Xun Dao dachte kurz nach, drehte sich um und sah Rong Qi hinter dem Fächer. Sein Lächeln war finster, jede Spur seiner vorherigen Sorge verschwunden. Selbst Lao Jius ausdruckslose Augen konnten seine Aufregung nicht verbergen, ganz zu schweigen von Lao Shi, der kichernd an der Wand lehnte. Alles war wortlos klar, und die Brüder freuten sich insgeheim.

Gerade als die Gruppe triumphierend jubelte, kam ein Diener aus dem Vorgarten, um die Nachricht zu überbringen, dass der Verwalter des Shangguan-Anwesens eingetroffen sei.

Yu Luo machte einen Knicks in Richtung der Halle und blickte dann ihren Herrn an. „Junger Herr, das Gepäck von Fräulein Yu fehlt.“

Als die vier Brüder An Shuang dies hörten, ließen sie alle die Schultern hängen, und ihr Lächeln verschwand aus ihren Augen.

"Weg?", fragte Shangguan und warf ihm einen Blick zu.

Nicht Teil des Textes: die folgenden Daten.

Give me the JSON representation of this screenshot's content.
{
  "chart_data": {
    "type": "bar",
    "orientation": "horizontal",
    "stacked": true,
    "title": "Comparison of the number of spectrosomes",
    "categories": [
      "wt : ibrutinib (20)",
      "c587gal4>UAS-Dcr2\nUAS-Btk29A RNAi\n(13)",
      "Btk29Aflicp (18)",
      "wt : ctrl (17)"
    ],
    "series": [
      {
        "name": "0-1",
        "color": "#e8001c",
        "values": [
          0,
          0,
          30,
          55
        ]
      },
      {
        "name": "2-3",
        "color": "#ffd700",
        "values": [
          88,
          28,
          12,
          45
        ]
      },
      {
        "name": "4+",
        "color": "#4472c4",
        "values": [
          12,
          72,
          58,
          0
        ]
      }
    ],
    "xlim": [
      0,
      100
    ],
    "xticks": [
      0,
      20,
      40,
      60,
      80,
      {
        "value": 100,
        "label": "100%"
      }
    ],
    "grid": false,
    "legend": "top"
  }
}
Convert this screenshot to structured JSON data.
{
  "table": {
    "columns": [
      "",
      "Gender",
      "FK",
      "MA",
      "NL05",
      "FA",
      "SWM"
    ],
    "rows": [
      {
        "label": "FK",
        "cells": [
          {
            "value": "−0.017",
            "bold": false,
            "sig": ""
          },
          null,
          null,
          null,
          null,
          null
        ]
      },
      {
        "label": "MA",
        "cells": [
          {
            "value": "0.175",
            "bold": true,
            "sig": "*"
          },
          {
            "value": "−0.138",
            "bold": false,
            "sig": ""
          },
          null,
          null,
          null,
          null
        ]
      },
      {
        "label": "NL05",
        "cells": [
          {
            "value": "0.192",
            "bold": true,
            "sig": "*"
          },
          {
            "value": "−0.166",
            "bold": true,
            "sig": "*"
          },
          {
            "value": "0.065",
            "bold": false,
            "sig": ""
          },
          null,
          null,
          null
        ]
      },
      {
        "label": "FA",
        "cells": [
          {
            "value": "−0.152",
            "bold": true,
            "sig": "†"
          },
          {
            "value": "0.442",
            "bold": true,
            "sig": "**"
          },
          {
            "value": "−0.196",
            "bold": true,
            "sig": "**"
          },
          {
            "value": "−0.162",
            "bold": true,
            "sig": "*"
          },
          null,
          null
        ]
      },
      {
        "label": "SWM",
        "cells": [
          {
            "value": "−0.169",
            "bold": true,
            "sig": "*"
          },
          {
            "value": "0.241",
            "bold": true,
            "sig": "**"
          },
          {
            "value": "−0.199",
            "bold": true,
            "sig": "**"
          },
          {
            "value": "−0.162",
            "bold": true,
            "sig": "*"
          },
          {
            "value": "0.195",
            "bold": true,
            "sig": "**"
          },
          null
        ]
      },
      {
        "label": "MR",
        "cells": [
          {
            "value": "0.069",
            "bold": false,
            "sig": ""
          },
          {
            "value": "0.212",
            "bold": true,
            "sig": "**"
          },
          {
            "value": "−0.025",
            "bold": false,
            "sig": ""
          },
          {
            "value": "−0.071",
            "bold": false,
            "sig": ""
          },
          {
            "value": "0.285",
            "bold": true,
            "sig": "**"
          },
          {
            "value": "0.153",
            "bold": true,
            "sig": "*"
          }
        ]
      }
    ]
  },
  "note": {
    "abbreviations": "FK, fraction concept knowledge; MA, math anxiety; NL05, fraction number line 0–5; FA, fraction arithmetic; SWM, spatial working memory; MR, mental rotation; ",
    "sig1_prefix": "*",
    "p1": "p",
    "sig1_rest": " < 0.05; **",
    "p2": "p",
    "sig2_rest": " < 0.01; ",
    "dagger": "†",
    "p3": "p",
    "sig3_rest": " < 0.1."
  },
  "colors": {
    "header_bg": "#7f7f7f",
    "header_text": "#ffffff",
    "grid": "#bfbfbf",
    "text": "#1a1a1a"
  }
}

"Ja, nachdem Yu Luo den Befehl des jungen Meisters erhalten hatte, ging er zum Zimmer der jungen Dame, aber ihr Gepäck war bereits verschwunden."

Shangguan runzelte die Stirn. „Sieh nach, ob sie irgendetwas zurückgelassen hat, zum Beispiel dieses Exemplar von ‚Der wandernde Schwertkämpfer‘.“

"Der wandernde Schwertkämpfer"?

„Ja, ja, dieses Exemplar von ‚Der wandernde Schwertkämpfer‘ ist Juniors ganzer Schatz. Sie schreibt immer ein paar Seiten ab, wenn sie Zeit hat, und sie verpasst nie eine Seite, egal wo sie ist“, warf Elf ein.